A Michigan woman’s defiant Facebook rant against the “fertility shaming” of childless 20- and 30-somethings has apparently struck a nerve.

Emily Bingham posted her comment Sept. 20 as “just a friendly P.S.A. that people’s reproductive and procreative plans and decisions are none of your business. NONE OF YOUR BUSINESS.”

“Before you ask the young married couple that has been together for seemingly forever when they are finally gonna start a family … before you ask the parents of an only-child toddler when a Little Brother or Little Sister will be in the works … before you ask a single 30-something if/when s/he plans on having children because, you know, clock’s ticking … just stop. Please stop,” the 33-year-old writes.

The post appears to have struck a chord with women. As of early Tuesday morning, it had been shared nearly 57,000 times.

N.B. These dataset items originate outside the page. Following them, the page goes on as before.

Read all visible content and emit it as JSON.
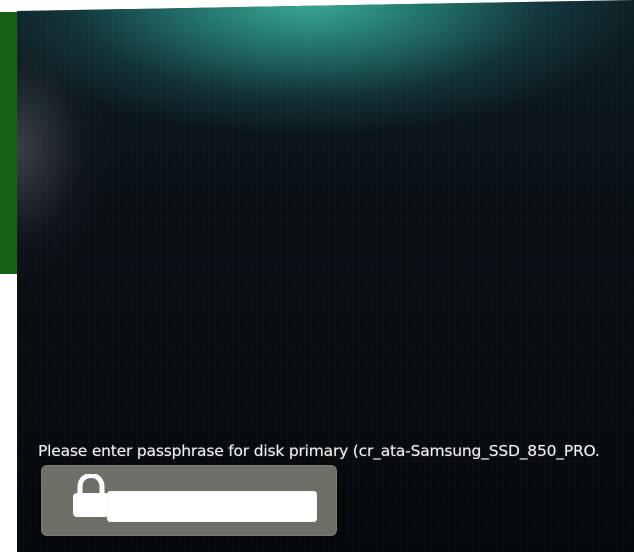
{
  "screen": {
    "prompt": "Please enter passphrase for disk primary (cr_ata-Samsung_SSD_850_PRO.",
    "password_value": ""
  },
  "icons": {
    "lock": "lock-icon"
  },
  "colors": {
    "background": "#05080b",
    "teal_glow": "#3ab29b",
    "side_panel": "#146216",
    "prompt_text": "#f2f2f2",
    "password_box": "#6f6f68",
    "input": "#ffffff"
  }
}
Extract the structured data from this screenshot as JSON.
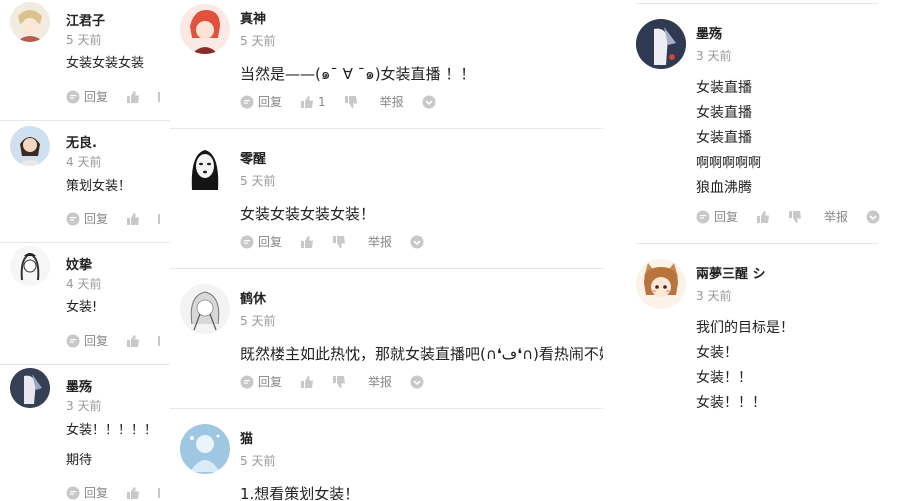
{
  "labels": {
    "reply": "回复",
    "report": "举报"
  },
  "col1": [
    {
      "user": "江君子",
      "time": "5 天前",
      "lines": [
        "女装女装女装"
      ]
    },
    {
      "user": "无良.",
      "time": "4 天前",
      "lines": [
        "策划女装！"
      ]
    },
    {
      "user": "妏挚",
      "time": "4 天前",
      "lines": [
        "女装!"
      ]
    },
    {
      "user": "墨殇",
      "time": "3 天前",
      "lines": [
        "女装！！！！！",
        "期待"
      ]
    }
  ],
  "col2": [
    {
      "user": "真神",
      "time": "5 天前",
      "lines": [
        "当然是——(๑¯ ∀ ¯๑)女装直播 ！！"
      ],
      "likes": "1"
    },
    {
      "user": "零醒",
      "time": "5 天前",
      "lines": [
        "女装女装女装女装！"
      ]
    },
    {
      "user": "鹤休",
      "time": "5 天前",
      "lines": [
        "既然楼主如此热忱，那就女装直播吧(∩❛ڡ❛∩)看热闹不嫌事大"
      ]
    },
    {
      "user": "猫",
      "time": "5 天前",
      "lines": [
        "1.想看策划女装！"
      ]
    }
  ],
  "col3": [
    {
      "user": "墨殇",
      "time": "3 天前",
      "lines": [
        "女装直播",
        "女装直播",
        "女装直播",
        "啊啊啊啊啊",
        "狼血沸腾"
      ]
    },
    {
      "user": "兩夢三醒 シ",
      "time": "3 天前",
      "lines": [
        "我们的目标是！",
        "女装！",
        "女装！！",
        "女装！！！"
      ]
    }
  ],
  "colors": {
    "divider": "#e8e8e8",
    "meta": "#999999",
    "icon": "#c8c8c8"
  }
}
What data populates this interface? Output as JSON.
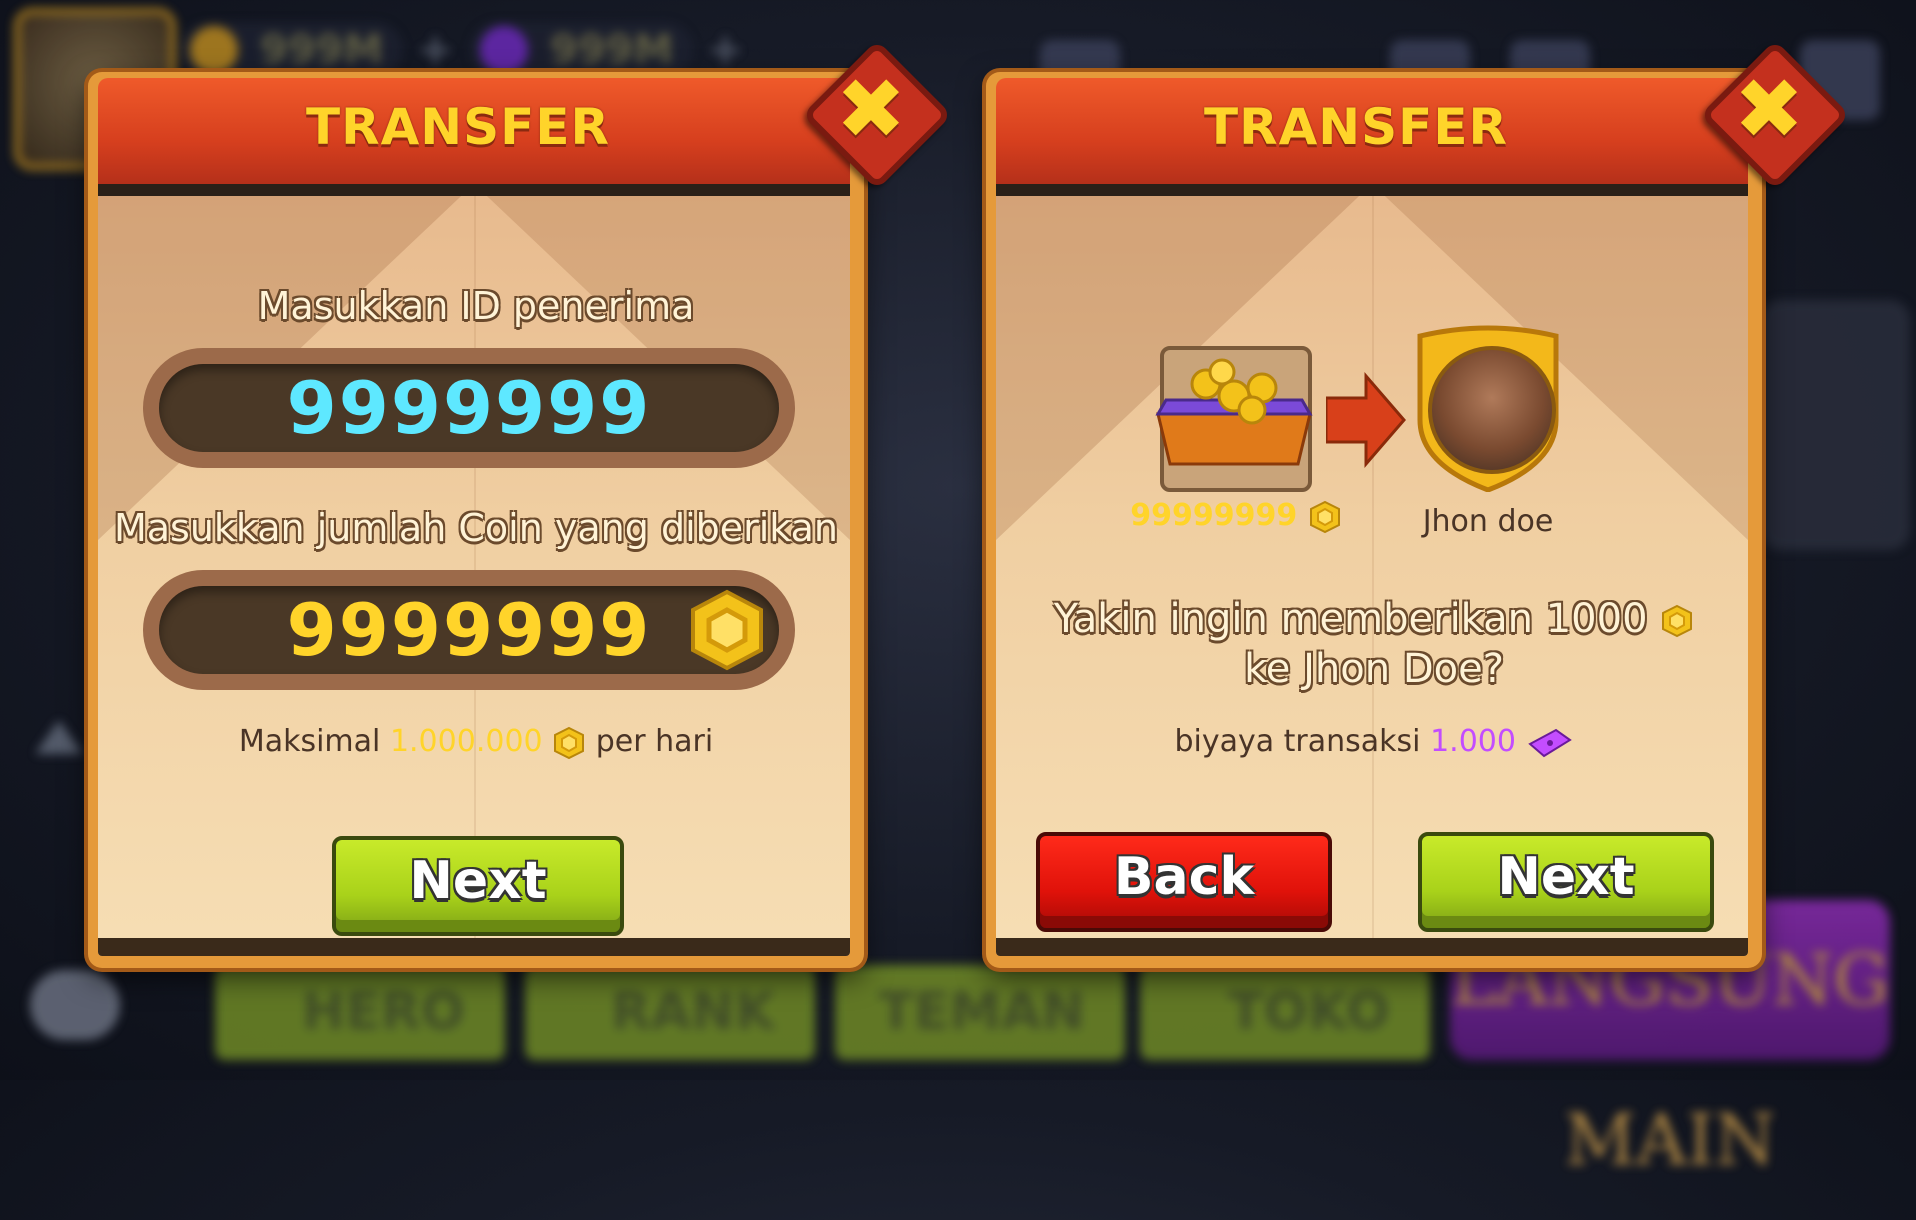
{
  "background": {
    "coins_value": "999M",
    "gems_value": "999M",
    "nav": [
      "HERO",
      "RANK",
      "TEMAN",
      "TOKO"
    ],
    "main_button": "LANGSUNG MAIN"
  },
  "left_dialog": {
    "title": "TRANSFER",
    "recipient_label": "Masukkan ID penerima",
    "recipient_id": "9999999",
    "amount_label": "Masukkan jumlah Coin yang diberikan",
    "amount_value": "9999999",
    "limit_prefix": "Maksimal",
    "limit_value": "1.000.000",
    "limit_suffix": "per hari",
    "next_label": "Next"
  },
  "right_dialog": {
    "title": "TRANSFER",
    "sent_amount": "99999999",
    "recipient_name": "Jhon doe",
    "confirm_line1": "Yakin ingin memberikan 1000",
    "confirm_line2": "ke Jhon Doe?",
    "fee_prefix": "biyaya transaksi",
    "fee_value": "1.000",
    "back_label": "Back",
    "next_label": "Next"
  },
  "colors": {
    "accent_yellow": "#ffd42a",
    "id_cyan": "#5ee8ff",
    "amount_yellow": "#ffd42a",
    "fee_purple": "#c34dff",
    "header_red": "#d63f1e"
  },
  "icons": {
    "close": "close-x-icon",
    "coin": "coin-icon",
    "ticket": "ticket-icon",
    "arrow": "arrow-right-icon",
    "chest": "coin-chest-icon"
  }
}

“You don’t know who is struggling with infertility or grieving a miscarriage or dealing with health issues,” Ms. Bingham argues. “You don’t know who is having relationship problems or is under a lot of stress or the timing just isn’t right. You don’t know who is on the fence about having kids or having more kids. You don’t know who has decided it’s not for them right now, or not for them ever. You don’t know how your seemingly innocent question might cause someone grief, pain, stress or frustration. Sure, for some people those questions may not cause any fraught feelings — but I can tell you, from my own experiences and hearing about many friends’ experiences — it more than likely does.”

Ms. Bingham told the Detroit Free Press that she had no idea the post would go viral. She said the rant came about after a last-straw conversation recently.

“I had had dinner with some of my boyfriend’s family, and someone had made a joke about grandkids, pointed at me, and it wasn’t the first time I’d had somebody make a comment like that,” Ms. Bingham said. “I’m 33. I’ve never been married. I’ve had people say things like, ‘You’re getting older, do you want to have kids? Your clock is ticking.’

“I think I finally felt mad enough about it to say something,” she said.

In her post, Ms. Bingham continues: “Bottom line: Whether you are a wanna-be grandparent or a well-intentioned friend or family member or a nosy neighbor, it’s absolutely none of your business. Ask someone what they’re excited about right now. Ask them what the best part of their day was. If a person wants to let you in on something as personal as their plans to have or not have children, they will tell you. If you’re curious, just sit back and wait and let them do so by their own choosing, if and when they are ready.”

The comments on her post were largely supportive, with many women thanking Ms. Bingham for expressing what so many of them have been thinking.

“Thank you for posting this! I’m so drained right now from fighting these questions off,” one commenter wrote.

“Great timing. This comes up daily for me. Grrrr, stop asking me,” another wrote.